Offer to pay for someone’s groceries for the month so he or she can focus funds on other expenses. Pick out some extra notebooks and pencils in fun colors for teachers to have on hand. Save an allowance for someone else. Big or small, gifts are physical reminders for your kids that there are people out there in need.

The Giving of Service

It’s one thing to provide an item; it’s another to provide a service. All children should learn to help others with their actions and not just their (or your) money. Like being present as a friend, children should also join efforts that actively alleviate a specific need within their community. They could serve at a soup kitchen or help a local school or church clean up their grounds or tutor a struggling student. Doing something – anything – forces kids to witness need directly, as well as learn how they can be part of a solution.

The start of a new school year isn’t just a time to scurry around doing what you and your kids want to do. Check out this article if all you want is to learn how to save money on school outfits or click here if you want to know how to cancel your timeshare vacation over Fall Break. But if you want to really make a difference, implement these tips and help your kids see how they can help change the world.

( Photo by wuestennigel )

4 Responses to 4 Ways to Demonstrate Charity to Your Kids as They Head Back to Class

  1. Kevin this article is a really good one. I work at a charity and one of our programs is providing backpacks for children grades K-5 filled with school supplies. We work with underserved families and seeing the relief on the faces of both the parents and children when they receive their backpacks is a very powerful experience. Often we forget how close to the edge of being homeless many working poor families are and how even the smallest of expenses that we take for granted can cause emotional and financial distress for them. Children can be extremely cruel to classmates who don’t dress or live like they do, so it is important for all children to understand that “not having” is not a fault, it is a circumstance. Having empathy for and treating people with dignity regardless of their circumstances is a trait that will reward the bearer in a way financial riches never will.

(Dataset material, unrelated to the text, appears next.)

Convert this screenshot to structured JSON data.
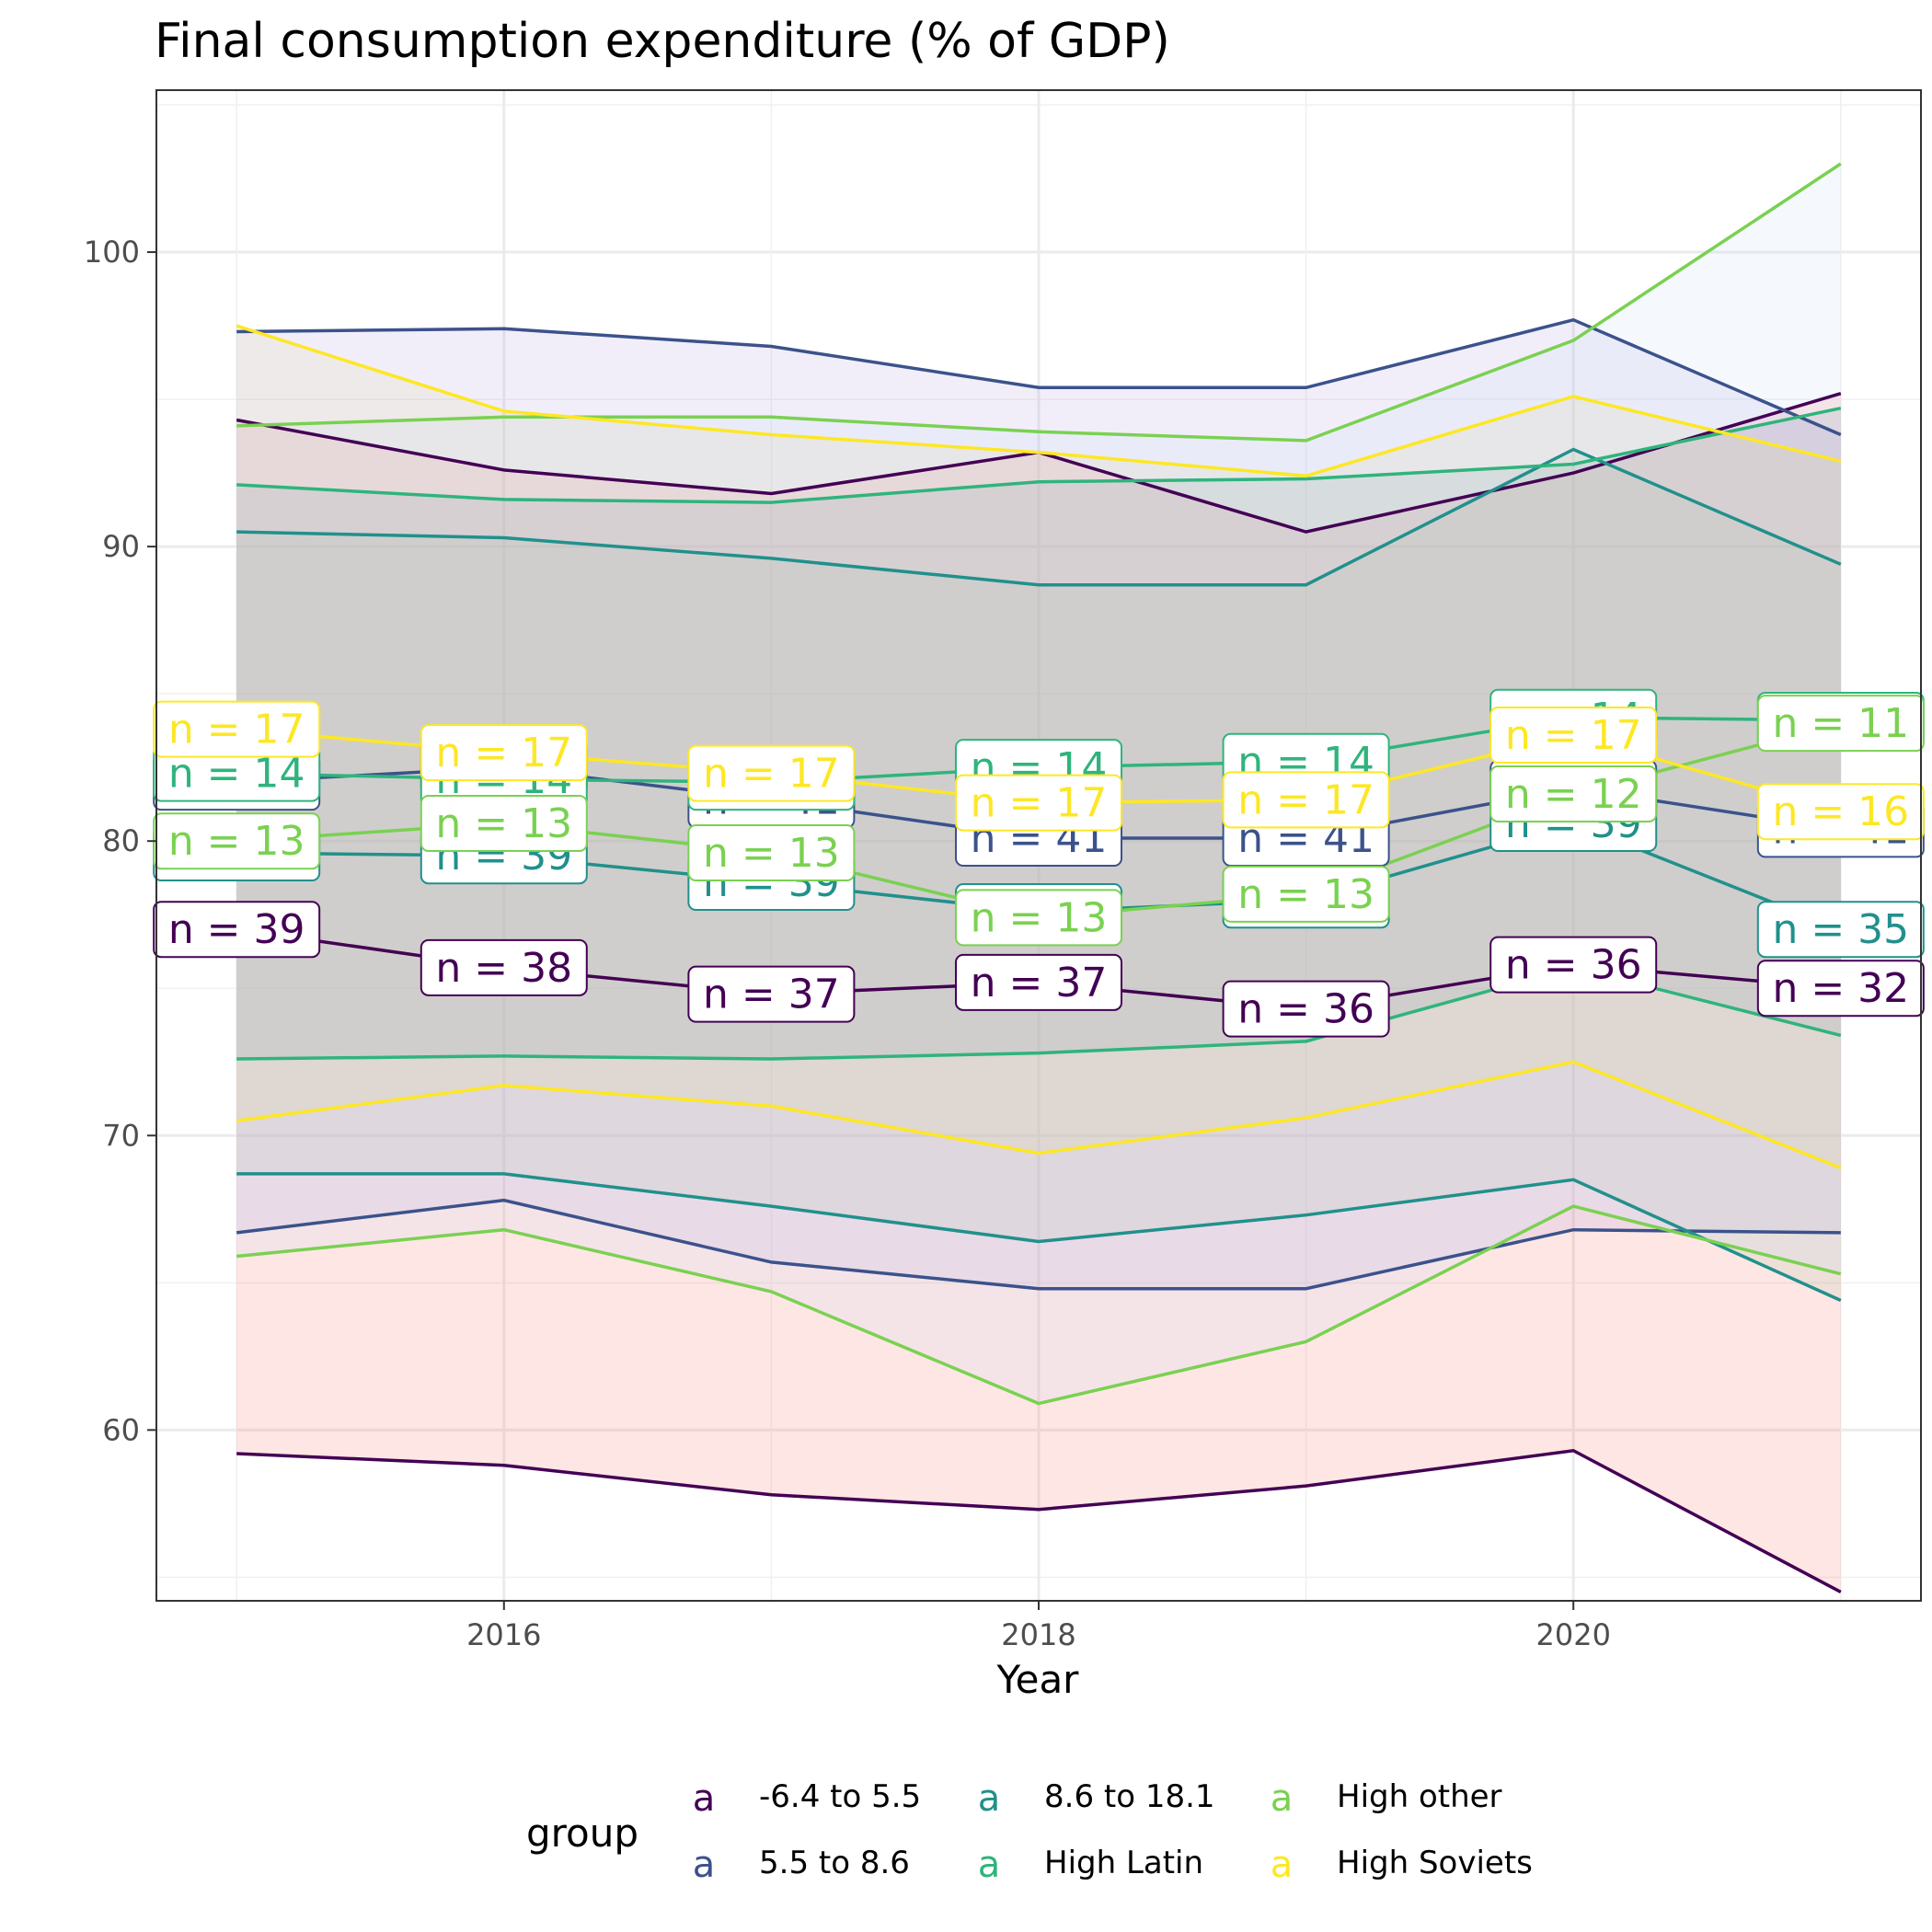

  2. I agree Kathleen. Just because someone is poor or struggling doesn’t/shouldn’t make them a second class person. But it really is true, kids can be incredibly cruel, and most don’t realize how privileged they are when they have it good. We were struggling, I’d even say working poor, during many of the years our kids were in school, and the stress you describe is very real. What made it worse was that in the school district our kids were in it was assumed everyone had the means to get the best stuff. It took some serious creativity to work around that, including refurbishing some of the previous school years’ stuff. I wouldn’t mind it if you’d write an article on this topic, I’ll publish it. It’s that important, especially this time of the year.

  3. Apart from teaching children to be charitable, as parents, we should also teach them the value of kindness and treat everyone fairly regardless of their background or financial capabilities.

  4. That’s so true George. I’ve seen young kids, already so well attuned to social and financial status, be absolutely terrible to others who are less fortunate. That starts in the home. Privilege and station or often emphasized by parents very early in life, and it shows in the attitude of the kids.